Demain, qui va financer les associations sportives ?
Au total, la pandémie a donc profondément amplifié et diversifié les modalités d’engagement des entreprises. Mais qu’en sera-t-il demain, dans le contexte de besoins immenses qui s’annonce? Les entreprises vont-elles poursuivre leur effort, et sous quelle forme ? En dépit de leurs propres difficultés durant la crise, 63% des entreprises ont conservé le budget qu’elles consacrent habituellement au mécénat. Pour la suite, «dès l’an prochain, les budgets qui sont en régie directe peuvent être réajustés. Lorsqu’ils sont gérés par une fondation, cela pourra se faire à échéance du mandat», analyse Diane Abel.
Et, au delà des sommes engagées, ce sont les causes soutenues qui pourraient évoluer : 41% des entreprises ont déclaré entrer en réflexion pour faire évoluer leurs axes d’intervention et 7% affirment déjà qu’elles investiront de nouveaux domaines. «Il y a beaucoup d’inquiétude chez les associations. Certaines ont déjà constaté une baisse des dons, alors que celles dont les thématiques étaient au cœur de l’urgence ont connu une augmentation. En termes de domaines d’intervention, les cartes vont être rebattues», souligne Sylvaine Parriaux, déléguée générale d’Admical. En particulier, les domaines de la culture, du sport et de l’écologie pourraient souffrir de désaffection. Un phénomène qui pourrait être accentué par la fiscalité : celle-ci favorise les dons dirigées vers les structures relevant de la loi Coluche (social) en autorisant une réduction fiscale de 75% des montants, contre 60% pour les autres organismes d’intérêt général .
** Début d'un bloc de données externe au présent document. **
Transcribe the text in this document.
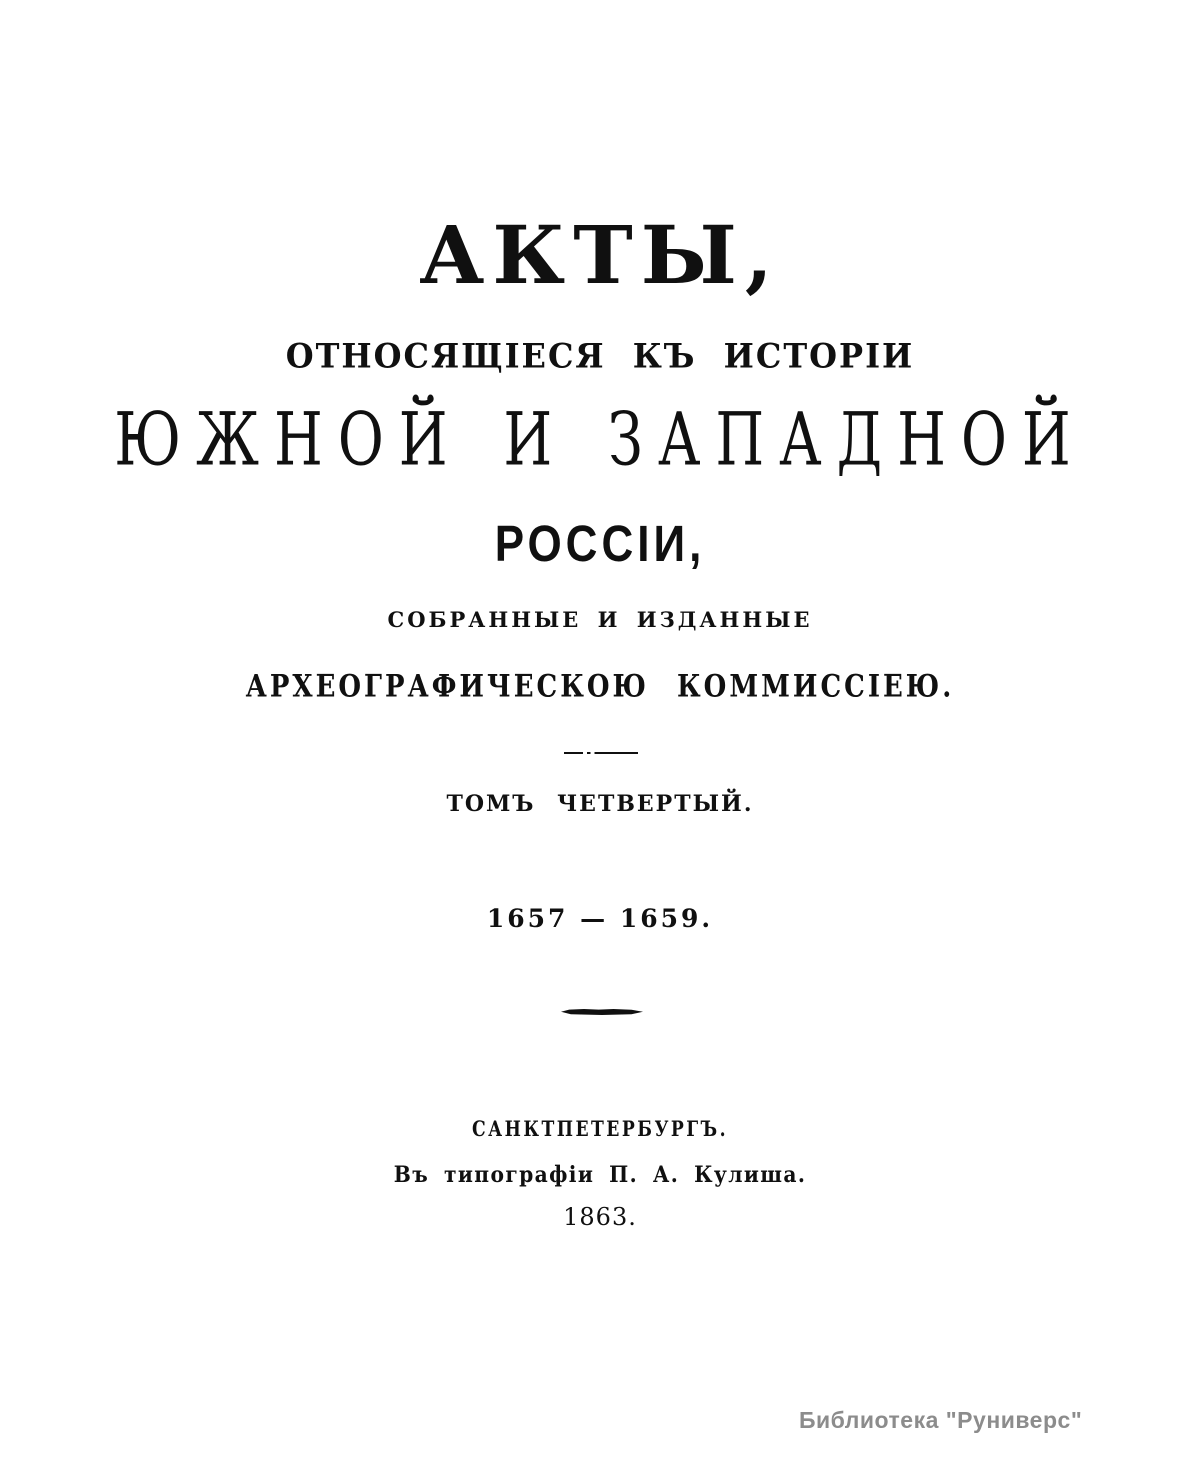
АКТЫ,
ОТНОСЯЩІЕСЯ КЪ ИСТОРІИ
ЮЖНОЙ И ЗАПАДНОЙ
РОССІИ,
СОБРАННЫЕ И ИЗДАННЫЕ
АРХЕОГРАФИЧЕСКОЮ КОММИССІЕЮ.
ТОМЪ ЧЕТВЕРТЫЙ.
1657 — 1659.
САНКТПЕТЕРБУРГЪ.
Въ типографіи П. А. Кулиша.
1863.
Библиотека "Руниверс"
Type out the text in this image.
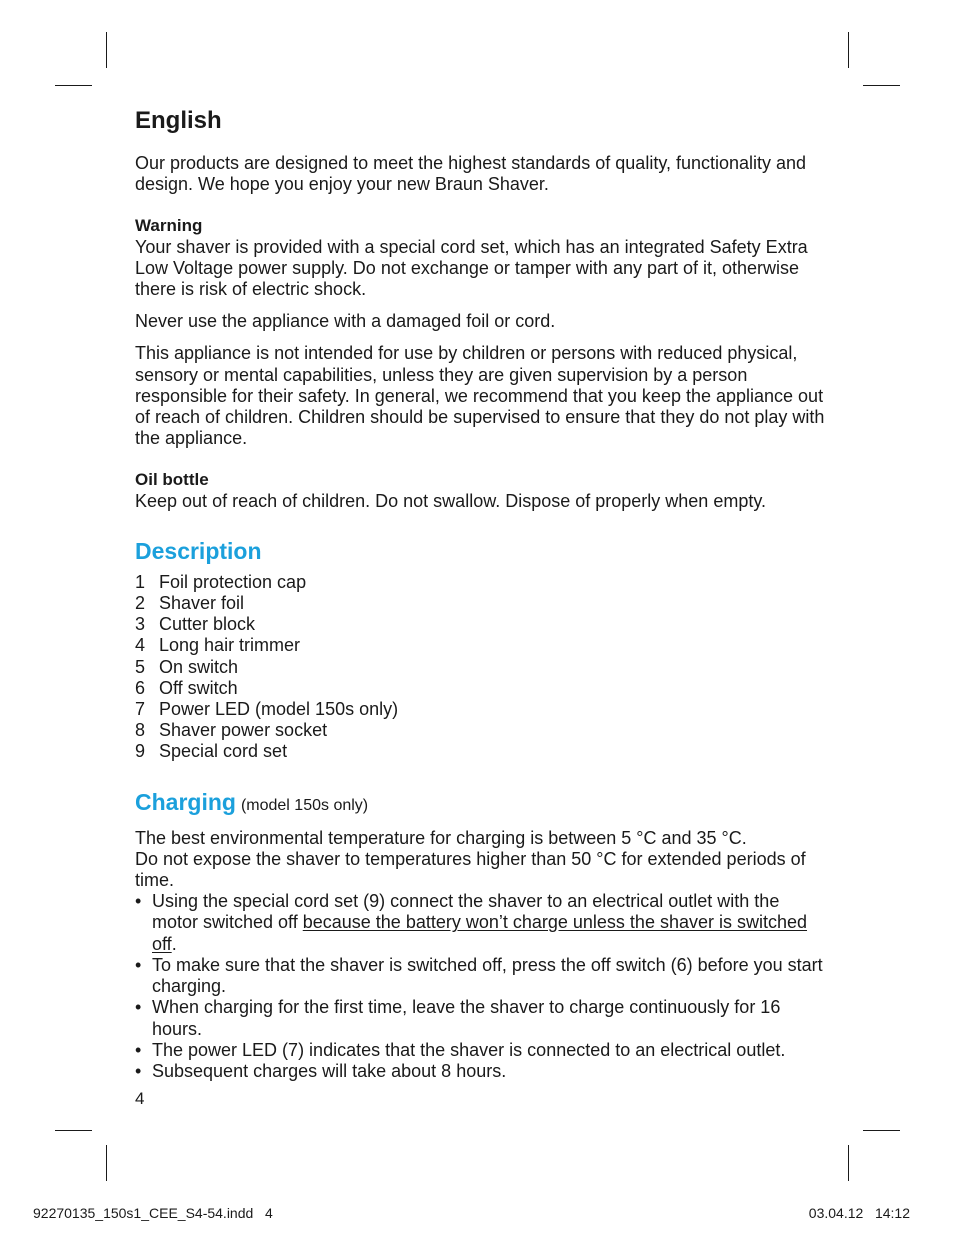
English

Our products are designed to meet the highest standards of quality, functionality and design. We hope you enjoy your new Braun Shaver.

Warning

Your shaver is provided with a special cord set, which has an integrated Safety Extra Low Voltage power supply. Do not exchange or tamper with any part of it, otherwise there is risk of electric shock.

Never use the appliance with a damaged foil or cord.

This appliance is not intended for use by children or persons with reduced physical, sensory or mental capabilities, unless they are given supervision by a person responsible for their safety. In general, we recommend that you keep the appliance out of reach of children. Children should be supervised to ensure that they do not play with the appliance.

Oil bottle

Keep out of reach of children. Do not swallow. Dispose of properly when empty.

Description
1 Foil protection cap
2 Shaver foil
3 Cutter block
4 Long hair trimmer
5 On switch
6 Off switch
7 Power LED (model 150s only)
8 Shaver power socket
9 Special cord set
Charging (model 150s only)

The best environmental temperature for charging is between 5 °C and 35 °C.

Do not expose the shaver to temperatures higher than 50 °C for extended periods of time.

• Using the special cord set (9) connect the shaver to an electrical outlet with the motor switched off because the battery won’t charge unless the shaver is switched off.
• To make sure that the shaver is switched off, press the off switch (6) before you start charging.
• When charging for the first time, leave the shaver to charge continuously for 16 hours.
• The power LED (7) indicates that the shaver is connected to an electrical outlet.
• Subsequent charges will take about 8 hours.
4
92270135_150s1_CEE_S4-54.indd   4	03.04.12   14:12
Déjà, le monde associatif tire la sonnette d’alarme : d’après une enquête réalisée par le Mouvement Associatif, les associations connaissent de nombreuses difficultés financières : une sur cinq rencontre des problèmes dans le maintien de ses partenaires, et une sur quatre dispose de moins de trois mois de trésorerie. Et 30 000 d’entre elles n’écartent pas l’hypothèse de devoir fermer leurs portes.